Seqanswers Leaderboard Ad

Collapse

Announcement

Collapse
No announcement yet.
X
 
  • Filter
  • Time
  • Show
Clear All
new posts

  • #16
    We have a lot of comparisons of DINDEL, complete genomes, samtools, and other advanced indels caller, for deep whole genomes, 1000x sample low-pass whole genomes (1000g) and multi-sample exomes. Guillermo del Angel, who is writing the indel caller [plus a recalibrator and filtering program] as well as developing evaluation models, just submitted our 1000G calls (like 5 minutes ago). Over the next few weeks we'll be pushing a lot of our slide decks up to our public dropbox (have a look at the GSA wiki for the link) and there'll be a treasure-trove of analyses, evaluation material, etc. soon. All of these tools -- including our own -- are doing an ok job at indel calling, but there's still a long way to do before indels are as well handled as SNPs.

    Glad everyone is enjoying the GATK! If you want to see some crazy fun software engineering -- the slide archive has a presentation on automated distributed parallelism in the GATK, which is live in the codebase. I'd be very interested to hear if people start using this. Also, the engine as of yesterday is doing AWS S3 distributed logging so we should soon be aware of bugs as soon as they occur, anywhere in the world.

    Comment


    • #17
      Mark, thanks a lot for your updates here (and for your previous help on your GetSatisfaction page). Your project is of course quite valuable to the rest of us all. I'm looking forward to those slides.

      For everyone's information, I did just run the DINDEL function through Unified Genotyper on an exome dataset.
      It came out with about 10% the number of indels as it previously found SNPs. This is many fewer than the Dindel program using default settings. However, I generally expect to find 10% the number of indels as SNPs based on past research (see 1001 publications about the topic!), so I'm actually pleased with the number (because I found about 36k SNVs, so 3-4k indels seems reasonable).

      Since we've got you here, I wanted to ask about multi-threading in GATK. I've tried using the "nt" parameter unsuccessfully at many of the steps (set to 8 threads) even though the --help says it can use nt. Do any of the tools actually use that function?

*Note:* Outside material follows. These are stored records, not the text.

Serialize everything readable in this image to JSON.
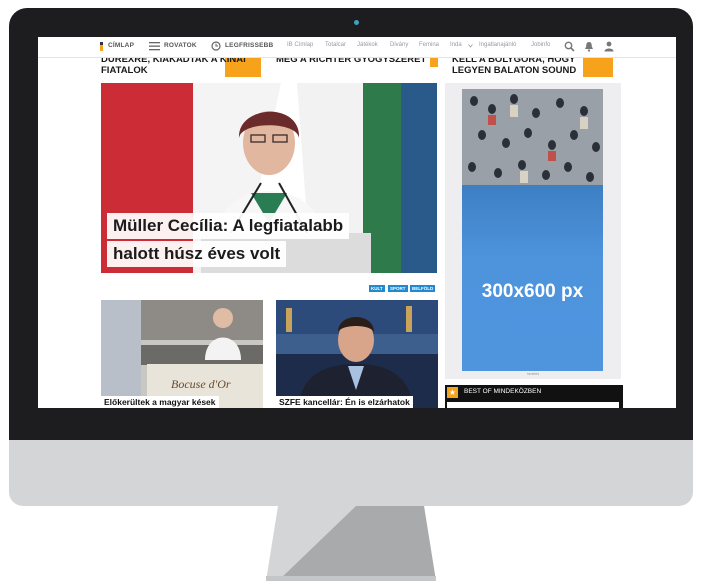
{
  "nav": {
    "home": "CÍMLAP",
    "sections": "ROVATOK",
    "latest": "LEGFRISSEBB",
    "links": [
      "IB Címlap",
      "Totalcar",
      "Játékok",
      "Divány",
      "Femina",
      "Inda",
      "Ingatlanajánló",
      "Jobinfo"
    ]
  },
  "headlines": {
    "top_left_1": "DUREXRE, KIAKADTAK A KÍNAI",
    "top_left_2": "FIATALOK",
    "top_mid": "MEG A RICHTER GYÓGYSZERÉT",
    "top_right_1": "KELL A BOLYGÓRA, HOGY",
    "top_right_2": "LEGYEN BALATON SOUND"
  },
  "hero": {
    "title_line1": "Müller Cecília: A legfiatalabb",
    "title_line2": "halott húsz éves volt"
  },
  "tags": [
    "KULT",
    "SPORT",
    "BELFÖLD"
  ],
  "thumbs": [
    {
      "caption": "Előkerültek a magyar kések",
      "plate": "Bocuse d'Or"
    },
    {
      "caption": "SZFE kancellár: Én is elzárhatok"
    }
  ],
  "ad": {
    "label": "300x600 px",
    "note": "hirdetés"
  },
  "best": {
    "label": "BEST OF MINDEKÖZBEN"
  },
  "colors": {
    "accent": "#f7a21b",
    "ad_blue": "#4e95de",
    "bezel": "#1d1d1f",
    "chin": "#d4d5d7",
    "tag_blue": "#1f8ad1"
  }
}
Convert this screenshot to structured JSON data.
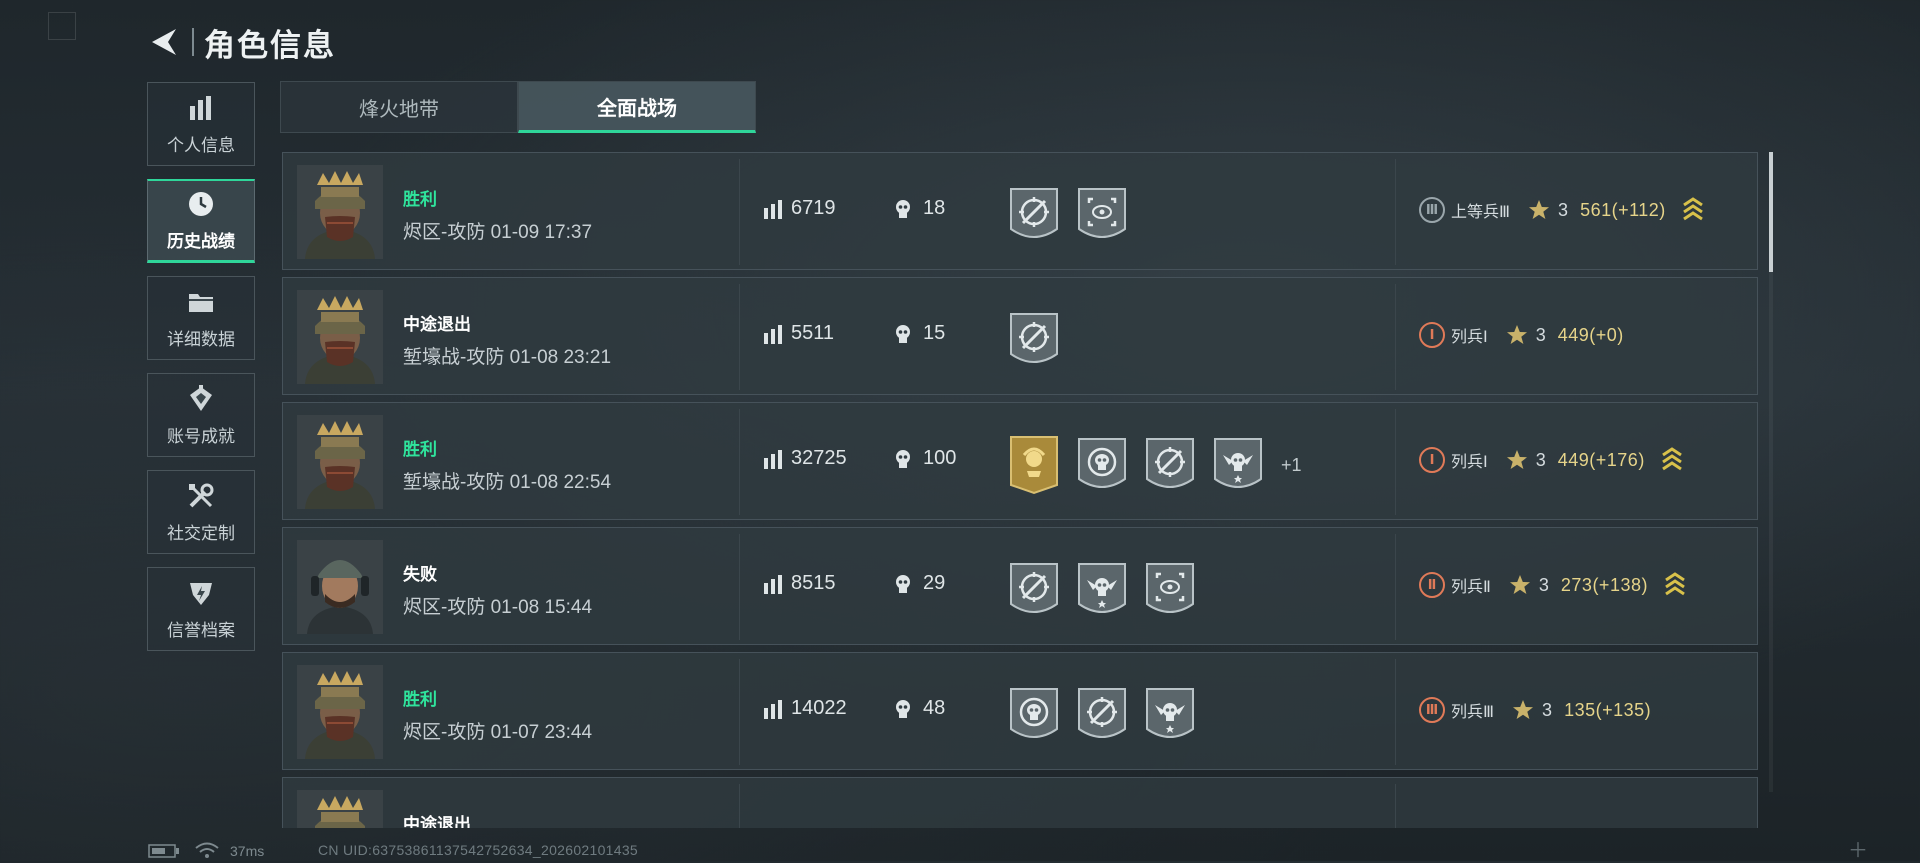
{
  "header": {
    "title": "角色信息"
  },
  "sidebar": {
    "items": [
      {
        "label": "个人信息",
        "icon": "bar-chart-icon",
        "active": false
      },
      {
        "label": "历史战绩",
        "icon": "clock-icon",
        "active": true
      },
      {
        "label": "详细数据",
        "icon": "folder-icon",
        "active": false
      },
      {
        "label": "账号成就",
        "icon": "achievement-icon",
        "active": false
      },
      {
        "label": "社交定制",
        "icon": "tools-icon",
        "active": false
      },
      {
        "label": "信誉档案",
        "icon": "shield-icon",
        "active": false
      }
    ]
  },
  "tabs": [
    {
      "label": "烽火地带",
      "active": false
    },
    {
      "label": "全面战场",
      "active": true
    }
  ],
  "matches": [
    {
      "result": "胜利",
      "win": true,
      "mode": "烬区-攻防 01-09 17:37",
      "score": "6719",
      "kills": "18",
      "badges": [
        "crossed-rifle-shield-icon",
        "recon-eye-shield-icon"
      ],
      "more": "",
      "rank_numeral": "Ⅲ",
      "rank_name": "上等兵Ⅲ",
      "rank_color": "#9aa6ab",
      "level": "3",
      "points": "561(+112)",
      "promoted": true
    },
    {
      "result": "中途退出",
      "win": false,
      "mode": "堑壕战-攻防 01-08 23:21",
      "score": "5511",
      "kills": "15",
      "badges": [
        "crossed-rifle-shield-icon"
      ],
      "more": "",
      "rank_numeral": "Ⅰ",
      "rank_name": "列兵Ⅰ",
      "rank_color": "#e07a58",
      "level": "3",
      "points": "449(+0)",
      "promoted": false
    },
    {
      "result": "胜利",
      "win": true,
      "mode": "堑壕战-攻防 01-08 22:54",
      "score": "32725",
      "kills": "100",
      "badges": [
        "gold-mvp-banner-icon",
        "skull-target-shield-icon",
        "crossed-rifle-shield-icon",
        "winged-skull-shield-icon"
      ],
      "more": "+1",
      "rank_numeral": "Ⅰ",
      "rank_name": "列兵Ⅰ",
      "rank_color": "#e07a58",
      "level": "3",
      "points": "449(+176)",
      "promoted": true
    },
    {
      "result": "失败",
      "win": false,
      "mode": "烬区-攻防 01-08 15:44",
      "score": "8515",
      "kills": "29",
      "badges": [
        "crossed-rifle-shield-icon",
        "winged-skull-shield-icon",
        "recon-eye-shield-icon"
      ],
      "more": "",
      "rank_numeral": "Ⅱ",
      "rank_name": "列兵Ⅱ",
      "rank_color": "#e07a58",
      "level": "3",
      "points": "273(+138)",
      "promoted": true
    },
    {
      "result": "胜利",
      "win": true,
      "mode": "烬区-攻防 01-07 23:44",
      "score": "14022",
      "kills": "48",
      "badges": [
        "skull-target-shield-icon",
        "crossed-rifle-shield-icon",
        "winged-skull-shield-icon"
      ],
      "more": "",
      "rank_numeral": "Ⅲ",
      "rank_name": "列兵Ⅲ",
      "rank_color": "#e07a58",
      "level": "3",
      "points": "135(+135)",
      "promoted": false
    },
    {
      "result": "中途退出",
      "win": false,
      "mode": "",
      "score": "",
      "kills": "",
      "badges": [],
      "more": "",
      "rank_numeral": "",
      "rank_name": "",
      "rank_color": "#e07a58",
      "level": "",
      "points": "",
      "promoted": false
    }
  ],
  "footer": {
    "ping": "37ms",
    "uid": "CN UID:6375386113754275263​4_202602101435"
  }
}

      Also, at the end I'm trying to annotate overlap with Refseq.
      There's a page on the wiki about using the VariantAnnotator tool with RefSeq (here: http://www.broadinstitute.org/gsa/wiki/index.php/RefSeq). I tried this and failed.
      Then I found the pages about using Refseq with the GenomicAnnotator tool (http://www.broadinstitute.org/gsa/wi...nomicAnnotator). I guess all I'm asking is whether that VariantAnnotator page is basically inaccurate and if GenomicAnnotator is the default tool for annotating overlaps that way now?

      Thanks again.
      Mendelian Disorder: A blogshare of random useful information for general public consumption. [Blog]
      Breakway: A Program to Identify Structural Variations in Genomic Data [Website] [Forum Post]
      Projects: U87MG whole genome sequence [Website] [Paper]

      Comment


      • #18
        Good to hear that UG indel calling looks like it's working! In exomes I'd expect to find actually slightly less indels than 10% so some additional filtering is going to be necessary.

        Most LocusWalker-based tools in the GATK support the -nt option. This includes CountCovariates, UG, and VariantEval. Unfortunately, indel realigner and table recalibrator don't, as they are read walkers. We don't have a particularly good parallelization approach for read walkers yet, but it's something we'd like to do.

        Comment


        • #19
          I justed wanted to know of standard values of indel calling.
          I recently tried to analyze 2 solid exome sequencing datasets. While getting ~50K Snps I only got 11 indels (for both of them) using standard values:

          Code:
          java -jar GenomeAnalysisTK.jar \
           -glm DINDEL \
           -R resources/Homo_sapiens_assembly18.fasta \
           -T UnifiedGenotyper \
           -I sample1.bam \
           -D resources/dbsnp_129_hg18.rod \
           -o snps.raw.vcf \
           -stand_call_conf 50.0 \
           -stand_emit_conf 10.0 \
           -dcov 50
          Am I doing something wrong (I forgot to mention I am using GATK-1.0.5083)

          Comment


          • #20
            Originally posted by mdepristo View Post
            Good to hear that UG indel calling looks like it's working! In exomes I'd expect to find actually slightly less indels than 10% so some additional filtering is going to be necessary.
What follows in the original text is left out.